Note from Jeremy: Behavioral ecologist Tim Parker had some very interesting comments on my recent post about replicability in ecology vs. the social sciences. So here they are as a standalone post. Tim has unusually broad and deep knowledge about replicability across many different fields. So please do read on if you’re interested in this issue!
Thank you to Jeremy for calling attention to Alvaro de Menand’s post on replication forecasts in social science. I want to say a few things about that project and a few things about replicability in ecology.
First, I urge anyone with an interest in the reliability of empirical science to read Alvaro’s post. It’s insightful and well written. I don’t agree with everything in that post, but I won’t get into a detailed critique here. I have been working on a parallel project (replicATS), funded through the same DARPA program, to generate forecasts for the same 3000 social science studies. Our approach was different – we spent more time with each paper (20-30 minutes rather than 2.5 minutes), and we refined our forecasts through a collaborative process (IDEA protocol). My experience with working on approximately 100 of these forecasts leads me to conclusions that are broadly similar to Alvaro’s. Also, as an ecologist, it was fascinating to dive into the social science literature with a critical eye, and to realize that I could actually generate replicability forecasts that often converged with those of domain experts. The lesson: understanding a few basic principles of study reliability can take you far in this process.

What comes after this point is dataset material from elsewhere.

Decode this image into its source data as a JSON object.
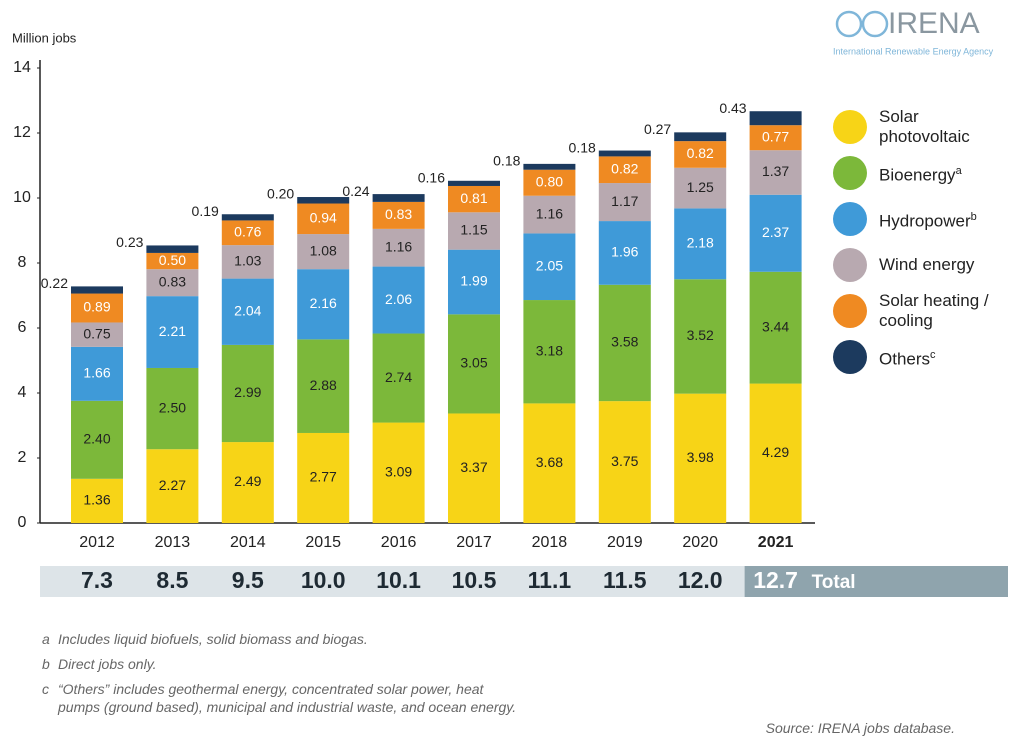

As for replicability in ecology, I expect that it varies considerably among sub-fields. This is because sub-fields vary based on the features known to predict replicability, including two of the best predictors of replicability – sample size and plausibility / prior probability of hypotheses. Small sample size is obviously an important cause of variability in effect size, and I doubt anyone reading this needs convincing of that, but if you want an empirical demonstration, check out Fanelli et al. 2017 PNAS. However, the relationship between prior probability and replicability may be less obvious. For instance, in a null hypothesis testing framework, the easiest way to get a high proportion of false positives (FPRP – false positive report probability) is to test unlikely hypotheses (this has been widely discussed, but a frequently cited explanation is in Ioannidis 2005 PLOS Medicine). Social psychology suffers from both small samples and an attraction to unlikely (counter intuitive, exciting) hypotheses, and this probably explains its poor replicability in the big multi-study replication projects (e.g. OSC 2015 Science).
As an aside, one of the biggest obstacles I faced when estimating replicability of social science studies came when I lacked sufficient information to generate a strong prior. I think one of the reasons we can estimate replicability reasonably well in social psychology (Dreber et al. 2015 PNAS) is that our own lives give us a robust basis for assessing the plausibility of hypotheses.
Anyway, back to ecology. As someone trained as a behavioral ecologist, I am willing to identify that sub-discipline as the one with the closest parallels to poorly replicable fields of social science – both due to small samples and frequent tests of unlikely hypotheses. Although the small sample size problem is widespread in ecology, I suspect that the unlikely hypothesis problem may be less so. I’d be curious to hear what others think. I agree, however, that other obstacles to replicability in ecology would involve biological heterogeneity (temporal / spatial / taxonomic) and difficulty with methodological heterogeneity (which is why I’m a big fan of distributed experiments like NutNet and DRAGnet). However, one of the problems that plagues some social science realms but I think may be less of a problem in some realms of ecology is the obsession with p = 0.05 as a threshold. I saw many social science papers with results hovering below 0.05, and ‘statistical significance’ is poorly repeatable when your p-value is between 0.05 and 0.01. Also, when a study reports a suite of p-values falling in that range, that in itself is an unlikely event (even in the case of a real effect), and so is a red flag for p-hacking or selective reporting. Again, I don’t think I see as much of that in ecology broadly. However, I haven’t systematically searched.
My last words for now – I suspect ecology has higher replicability on average than the social science disciplines with the poorest replicability, but I doubt we’re in wonderful shape. That said, it will be hard to generate robust estimates of replicability across the discipline because so many ecology studies would be difficult to replicate. However, various people are working around the edges of this problem and I think will generate some useful insights soon. For instance, the collaborative many-analysts project I’m working on has had 171 analysts or analyst teams submit separate analyses of one or the other of two ecology/evolutionary bio data sets, and this should help us understand the degree to which among-analyst variation in statistical decisions can drive heterogeneity in results.